En otro orden de cosas, Raquel Andueza ha puesto voz a varias bandas sonoras de filmes y series de televisión e incluso a campañas publicitarias, como la de Loewe. ¿Qué sensación le produce escuchar su voz en un medio tan alejado de los escenarios que habitualmente frecuenta?

-Me hace mucha gracia porque es algo muy diferente. Pero es emocionante porque, por ejemplo, el anuncio de Loewe, que se emitía antes de los partidos del Mundial del fútbol, significó que millones de personas escucharan a Händel, y eso es un logro;lo de menos es que escucharan mi voz. Con la publicidad y la televisión logras eso, como el momento el que muere Isabel la Católica (en la serie de TVE) y ahí se nos escuchaba a nosotros cantando. Es emocionante sobre todo cuando trabajas con gente tan buena como Federico Jusid, que es el compositor de todas estas series, como La catedral del mar, que se está rodando ahora y en la que también hemos participado. Cuando participas en proyectos de este tipo te quieres morir de gusto, como cuando grabé para la película Exodus, de Ridley Scott, en Abbey Road, ¡el estudio de los Beatles! Sabes que con la música barroca ahí no llegas, por lo que estas incursiones en otros campos son maravillosas y quiero seguir haciéndolas. Cuando era pequeña yo quería doblar anuncios o cantar una princesita de Disney, lo de los anuncios ya está, lo de la princesita, quién sabe, ahí lo dejo (risas).

Apunta lo importante que fue que millones de personas escucharan a Händel... ¿Nos falta educación musical, nos falta trabajar la cantera?

-Mi manera de empezar a conocer la música clásica fue en el cole, y ahora la están quitando. Si eliminamos las asignaturas artísticas, o la filosofía, de la formación de un niño, estamos castrando su cerebro, le estamos cerrando las áreas más importantes para el desarrollo de su creatividad. Me parece un error... o una estrategia para que cada vez tengamos menos capacidad de pensar, seamos un poco más tontos, nos puedan dominar mejor y seamos más manipulables. Y si además tienes a la cultura con el 21% de IVA eso la convierte en un artículo de lujo, prescindible... La cultura es un derecho, no es algo por lo que tengas que pagar. Es un derecho que nos hace libres y más fuertes. Y un país sin cultura no es nada, es un ente vacío.

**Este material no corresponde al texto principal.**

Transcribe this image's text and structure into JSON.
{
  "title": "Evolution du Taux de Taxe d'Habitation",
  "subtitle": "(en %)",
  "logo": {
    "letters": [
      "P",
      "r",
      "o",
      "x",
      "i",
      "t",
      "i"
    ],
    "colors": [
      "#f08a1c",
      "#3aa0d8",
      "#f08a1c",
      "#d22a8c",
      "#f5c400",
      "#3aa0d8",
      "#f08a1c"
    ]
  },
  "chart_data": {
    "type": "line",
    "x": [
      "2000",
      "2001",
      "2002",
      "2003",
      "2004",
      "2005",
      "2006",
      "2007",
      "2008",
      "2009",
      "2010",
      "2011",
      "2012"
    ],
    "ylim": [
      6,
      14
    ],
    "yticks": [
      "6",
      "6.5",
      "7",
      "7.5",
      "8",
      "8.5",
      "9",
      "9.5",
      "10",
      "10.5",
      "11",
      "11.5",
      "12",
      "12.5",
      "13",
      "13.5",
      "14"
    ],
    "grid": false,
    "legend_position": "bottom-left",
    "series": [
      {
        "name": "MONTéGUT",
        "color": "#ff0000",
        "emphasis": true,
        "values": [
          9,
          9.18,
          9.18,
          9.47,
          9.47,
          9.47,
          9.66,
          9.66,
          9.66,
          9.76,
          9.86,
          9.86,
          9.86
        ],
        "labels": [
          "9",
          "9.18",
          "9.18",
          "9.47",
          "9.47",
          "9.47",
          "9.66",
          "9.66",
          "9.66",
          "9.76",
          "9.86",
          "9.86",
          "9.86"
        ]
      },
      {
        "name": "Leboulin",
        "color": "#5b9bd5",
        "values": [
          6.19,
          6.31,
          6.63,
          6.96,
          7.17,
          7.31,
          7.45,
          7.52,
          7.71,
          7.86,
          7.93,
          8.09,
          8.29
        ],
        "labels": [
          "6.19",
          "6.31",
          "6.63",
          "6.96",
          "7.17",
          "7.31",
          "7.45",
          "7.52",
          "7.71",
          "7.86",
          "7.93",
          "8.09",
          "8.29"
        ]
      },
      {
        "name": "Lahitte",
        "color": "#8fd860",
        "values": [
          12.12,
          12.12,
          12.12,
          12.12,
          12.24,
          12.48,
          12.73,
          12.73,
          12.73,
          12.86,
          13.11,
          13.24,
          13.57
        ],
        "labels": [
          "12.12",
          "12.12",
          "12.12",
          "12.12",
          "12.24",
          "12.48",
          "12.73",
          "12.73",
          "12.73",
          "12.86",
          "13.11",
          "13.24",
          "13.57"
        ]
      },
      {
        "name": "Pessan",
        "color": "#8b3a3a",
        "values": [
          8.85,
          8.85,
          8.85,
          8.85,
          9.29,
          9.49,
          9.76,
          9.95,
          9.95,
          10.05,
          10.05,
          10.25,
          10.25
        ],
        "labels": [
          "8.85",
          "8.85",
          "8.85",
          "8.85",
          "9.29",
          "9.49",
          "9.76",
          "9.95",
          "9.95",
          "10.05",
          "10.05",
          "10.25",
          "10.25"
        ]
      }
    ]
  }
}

¿Es Monteverdi el niño de sus ojos?

-Fue mi primer gran amor barroco... Luego ha venido Cavalli, Antonio Cesti... pero claro, Monteverdi, fue el primero (risas).

el concierto

Nuevo repertorio. “Haremos un programa de música italiana, muy apasionado, tormentoso y amoroso, a la vez que divertido. Y lo hacemos con una formación de percusión, violín, arpa barroca, guitarra barroca y tiorba. Es un recorrido por la Italia de Monteverdi, que se celebran los 450 años de su nacimiento, y sus contemporáneos. Y haremos algunas obras que creemos que nunca se han tocado en tiempos modernos”.

proyectos

Grabación en Barañáin. “Grabaremos durante tres días en el Auditorio de Barañáin un proyecto de recuperación de bailes del siglo XVII, danzas como la zarabanda, la chacona o las folías, que se escribieron en su momento con melodías para la voz, pero que se habían perdido. Ahora, un musicólogo español, Álvaro Torrente, ha hecho un estudio y ha reconstruido la línea melódica. Este será el nuevo disco de La Galanía, que no es tan barroco pero sí entra en los patrones históricos que siempre defendemos”.